Testing Security Context

Deploy the hardened Pod and verify each constraint:

kubectl apply -f hardened-pod.yaml
kubectl wait --for=condition=ready pod/hardened-pod --timeout=30s

Verify User and Group

kubectl exec hardened-pod -- whoami
# whoami: unknown uid 10000
# (or the mapped username if /etc/passwd contains UID 10000)

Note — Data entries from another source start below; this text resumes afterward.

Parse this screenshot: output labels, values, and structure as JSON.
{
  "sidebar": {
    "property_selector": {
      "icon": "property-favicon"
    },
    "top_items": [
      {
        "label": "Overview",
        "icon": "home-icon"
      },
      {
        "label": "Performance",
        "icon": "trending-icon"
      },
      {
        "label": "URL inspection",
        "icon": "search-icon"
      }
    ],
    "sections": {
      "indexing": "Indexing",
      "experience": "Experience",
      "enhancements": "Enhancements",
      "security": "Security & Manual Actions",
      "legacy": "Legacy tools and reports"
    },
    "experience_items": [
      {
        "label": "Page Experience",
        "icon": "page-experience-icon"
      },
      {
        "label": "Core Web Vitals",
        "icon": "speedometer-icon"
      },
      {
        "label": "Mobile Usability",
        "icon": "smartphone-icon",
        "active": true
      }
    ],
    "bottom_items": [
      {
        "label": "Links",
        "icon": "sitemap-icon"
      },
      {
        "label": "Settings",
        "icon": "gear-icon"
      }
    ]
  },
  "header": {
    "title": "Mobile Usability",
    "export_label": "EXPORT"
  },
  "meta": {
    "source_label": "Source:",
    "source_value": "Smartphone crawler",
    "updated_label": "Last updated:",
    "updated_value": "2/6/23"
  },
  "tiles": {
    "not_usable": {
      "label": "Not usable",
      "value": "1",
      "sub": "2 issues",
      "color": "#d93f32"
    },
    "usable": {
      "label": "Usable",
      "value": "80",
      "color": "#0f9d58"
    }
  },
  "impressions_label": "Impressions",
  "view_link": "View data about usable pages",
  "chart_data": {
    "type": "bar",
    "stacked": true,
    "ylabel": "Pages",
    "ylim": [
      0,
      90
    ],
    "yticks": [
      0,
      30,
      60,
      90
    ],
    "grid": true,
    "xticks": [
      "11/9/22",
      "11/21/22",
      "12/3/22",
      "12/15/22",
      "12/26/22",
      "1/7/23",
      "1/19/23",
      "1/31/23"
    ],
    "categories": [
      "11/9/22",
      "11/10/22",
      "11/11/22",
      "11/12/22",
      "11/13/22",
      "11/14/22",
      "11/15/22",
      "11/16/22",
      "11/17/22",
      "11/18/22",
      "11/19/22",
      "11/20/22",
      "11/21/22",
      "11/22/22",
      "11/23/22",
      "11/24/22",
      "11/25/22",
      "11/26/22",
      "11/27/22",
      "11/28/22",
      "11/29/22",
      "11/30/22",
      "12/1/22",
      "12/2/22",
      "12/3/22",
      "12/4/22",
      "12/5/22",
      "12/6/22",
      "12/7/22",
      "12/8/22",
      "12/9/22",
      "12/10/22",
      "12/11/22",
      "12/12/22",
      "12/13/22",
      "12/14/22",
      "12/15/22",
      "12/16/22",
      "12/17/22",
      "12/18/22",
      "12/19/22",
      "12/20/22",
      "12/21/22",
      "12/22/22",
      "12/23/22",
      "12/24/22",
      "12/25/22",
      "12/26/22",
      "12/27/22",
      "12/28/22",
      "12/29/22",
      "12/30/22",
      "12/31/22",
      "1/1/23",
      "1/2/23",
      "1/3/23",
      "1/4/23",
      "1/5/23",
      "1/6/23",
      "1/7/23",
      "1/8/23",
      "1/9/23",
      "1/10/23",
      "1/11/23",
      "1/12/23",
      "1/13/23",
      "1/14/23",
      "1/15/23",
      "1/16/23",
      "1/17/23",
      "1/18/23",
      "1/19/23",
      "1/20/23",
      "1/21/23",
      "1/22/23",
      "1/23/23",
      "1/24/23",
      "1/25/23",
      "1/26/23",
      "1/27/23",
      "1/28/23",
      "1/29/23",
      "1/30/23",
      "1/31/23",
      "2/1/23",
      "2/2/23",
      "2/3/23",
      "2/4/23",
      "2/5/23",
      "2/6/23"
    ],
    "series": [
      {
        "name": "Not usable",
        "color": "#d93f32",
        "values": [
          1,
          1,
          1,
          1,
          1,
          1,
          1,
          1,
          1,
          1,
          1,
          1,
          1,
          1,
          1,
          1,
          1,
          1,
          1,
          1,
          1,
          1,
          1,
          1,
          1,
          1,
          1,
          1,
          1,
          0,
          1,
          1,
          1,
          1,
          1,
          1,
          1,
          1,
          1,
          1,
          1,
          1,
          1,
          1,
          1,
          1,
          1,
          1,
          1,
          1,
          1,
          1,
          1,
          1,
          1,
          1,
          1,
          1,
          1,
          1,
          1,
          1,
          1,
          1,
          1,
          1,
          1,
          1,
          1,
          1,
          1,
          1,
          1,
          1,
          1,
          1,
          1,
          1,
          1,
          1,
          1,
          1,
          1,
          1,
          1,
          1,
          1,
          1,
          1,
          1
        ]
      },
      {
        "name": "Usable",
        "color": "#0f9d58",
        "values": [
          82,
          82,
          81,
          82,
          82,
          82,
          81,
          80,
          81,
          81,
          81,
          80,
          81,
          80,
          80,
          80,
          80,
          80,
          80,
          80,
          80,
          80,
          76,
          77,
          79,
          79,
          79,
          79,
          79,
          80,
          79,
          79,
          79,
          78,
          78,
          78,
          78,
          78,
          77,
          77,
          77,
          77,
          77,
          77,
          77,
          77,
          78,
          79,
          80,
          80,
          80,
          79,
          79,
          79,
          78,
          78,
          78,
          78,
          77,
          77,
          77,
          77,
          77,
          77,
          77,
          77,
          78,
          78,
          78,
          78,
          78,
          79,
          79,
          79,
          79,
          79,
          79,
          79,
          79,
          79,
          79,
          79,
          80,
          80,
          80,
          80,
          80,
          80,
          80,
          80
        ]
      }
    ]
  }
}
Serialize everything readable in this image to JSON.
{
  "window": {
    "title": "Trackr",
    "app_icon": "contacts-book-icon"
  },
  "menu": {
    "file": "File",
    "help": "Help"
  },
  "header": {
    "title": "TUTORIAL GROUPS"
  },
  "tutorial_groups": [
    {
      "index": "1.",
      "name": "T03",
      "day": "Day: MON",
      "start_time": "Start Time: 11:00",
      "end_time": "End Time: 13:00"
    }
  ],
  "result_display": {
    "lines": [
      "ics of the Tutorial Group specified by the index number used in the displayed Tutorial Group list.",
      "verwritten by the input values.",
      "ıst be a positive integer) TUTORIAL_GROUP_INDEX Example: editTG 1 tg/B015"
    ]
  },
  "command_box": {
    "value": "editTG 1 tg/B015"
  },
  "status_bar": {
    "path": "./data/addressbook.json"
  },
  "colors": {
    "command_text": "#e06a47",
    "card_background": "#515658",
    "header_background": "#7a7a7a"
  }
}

kubectl exec hardened-pod -- id
# uid=10000 gid=10000 groups=10000

Verify Read-Only Filesystem

kubectl exec hardened-pod -- touch /test
# touch: /test: Read-only file system

kubectl exec hardened-pod -- touch /tmp/test
# (succeeds — /tmp is an emptyDir)

Verify Capabilities

kubectl exec hardened-pod -- cat /proc/1/status | grep CapEff
# CapEff: 0000000000000000
# (no effective capabilities)

Verify No Privilege Escalation

kubectl exec hardened-pod -- cat /proc/1/status | grep NoNewPrivs
# NoNewPrivs: 1

Pod-Level vs Container-Level: When to Use Each

Scenario	Level	Reason
All containers should run as non-root	Pod	Applies uniformly
Each container needs a different UID	Container	Override per container
Volumes need shared group access	Pod (`fsGroup`)	Only available at Pod level
Drop capabilities for one container	Container	Only available at container level
Read-only filesystem for one container	Container	Only available at container level
Shared security baseline for all containers	Pod	Set Pod-level, override at container level as needed

Exam Strategy

SecurityContext tasks on the CKAD exam typically provide a running Pod and ask you to add security constraints. The workflow:

Get the existing YAML: kubectl get pod <name> -o yaml > pod.yaml
Delete the running Pod: kubectl delete pod <name>
Edit the YAML: Add the required securityContext fields at the correct level.
Re-apply: kubectl apply -f pod.yaml
Verify: kubectl exec <pod> -- id, kubectl exec <pod> -- touch /test

Know which fields exist at which level. A common exam mistake is placing capabilities at the Pod level (it only exists at the container level) or placing fsGroup at the container level (it only exists at the Pod level). These misplacements cause validation errors that cost precious minutes.

Practice combining multiple security constraints in a single Pod. Exam tasks frequently ask for three or four security settings at once — for example, “run as user 1000, drop all capabilities, set the root filesystem to read-only, and prevent privilege escalation.” Having the YAML structure memorized means you can write a complete locked-down Pod spec in under two minutes without consulting documentation.